Open Bardo-Konrad opened 3 weeks ago
What is the problem there?
I expected fine details, not the typically coarse output of photogrammetry
Did you process everything correctly? or just the result is not satisfied.
This was my approach
call activate surfel_splatting
python.exe C:\2d-gaussian-splatting\convert.py -s .
python.exe C:\2d-gaussian-splatting\train.py -s .
python.exe C:\2d-gaussian-splatting\render.py -m <path to output checkpoint folder> -s .
The be all and end all of GS/Nerf is perspective dependent reflections and very fine details. Given that you cannot put pdr in meshes, I don't expect that, but the fine details are utterly missing. Instead of this I can just use reality capture.

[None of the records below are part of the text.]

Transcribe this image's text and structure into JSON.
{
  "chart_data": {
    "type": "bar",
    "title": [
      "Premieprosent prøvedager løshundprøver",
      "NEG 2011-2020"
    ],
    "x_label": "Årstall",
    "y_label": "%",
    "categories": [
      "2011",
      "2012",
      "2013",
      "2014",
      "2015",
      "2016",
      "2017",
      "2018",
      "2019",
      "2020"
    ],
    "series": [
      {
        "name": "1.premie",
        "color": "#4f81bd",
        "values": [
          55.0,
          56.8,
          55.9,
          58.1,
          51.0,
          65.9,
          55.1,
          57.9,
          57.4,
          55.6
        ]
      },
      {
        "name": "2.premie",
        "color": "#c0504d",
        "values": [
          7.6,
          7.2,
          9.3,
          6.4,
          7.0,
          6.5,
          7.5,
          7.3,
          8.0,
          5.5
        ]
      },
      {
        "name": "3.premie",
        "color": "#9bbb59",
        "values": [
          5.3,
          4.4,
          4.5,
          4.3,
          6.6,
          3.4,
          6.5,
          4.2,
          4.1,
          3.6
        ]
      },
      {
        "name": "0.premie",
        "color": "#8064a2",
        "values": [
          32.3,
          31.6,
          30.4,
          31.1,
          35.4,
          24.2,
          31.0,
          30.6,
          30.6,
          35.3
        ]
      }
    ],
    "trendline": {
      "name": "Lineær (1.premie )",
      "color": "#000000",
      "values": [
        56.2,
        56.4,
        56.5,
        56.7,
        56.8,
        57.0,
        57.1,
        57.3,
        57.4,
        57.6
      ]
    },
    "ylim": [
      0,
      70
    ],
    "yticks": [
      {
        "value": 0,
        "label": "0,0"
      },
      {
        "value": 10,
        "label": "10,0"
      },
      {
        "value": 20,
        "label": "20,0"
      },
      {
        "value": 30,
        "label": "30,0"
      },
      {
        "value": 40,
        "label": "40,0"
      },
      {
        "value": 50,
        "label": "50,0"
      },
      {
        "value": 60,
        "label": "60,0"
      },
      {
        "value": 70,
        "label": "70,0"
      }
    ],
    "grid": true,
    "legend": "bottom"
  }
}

Did the rendering results look normal? Can you showcase your dataset. Let's figure out some failure cases for facilitating future works.
Sure: images.zip And renders: renders.zip renders2.zip
I think the images are textureless, sparse-viewed, blurred and low-resolution. This will definitely pose challenge for NeRF/GS based solutions. Maybe reality capture is a more robust choice in these cases.
Is the goal of this r. fine details in meshes compared to standard photogrammetry?
The goal is geometrically accurate radiance fields.
I understood that this was to produce high quality meshes from nerfs/gaussian splatting.
I am underwhelmed by the results. I expected fine details, not the typically coarse output of photogrammetry and that's even worse.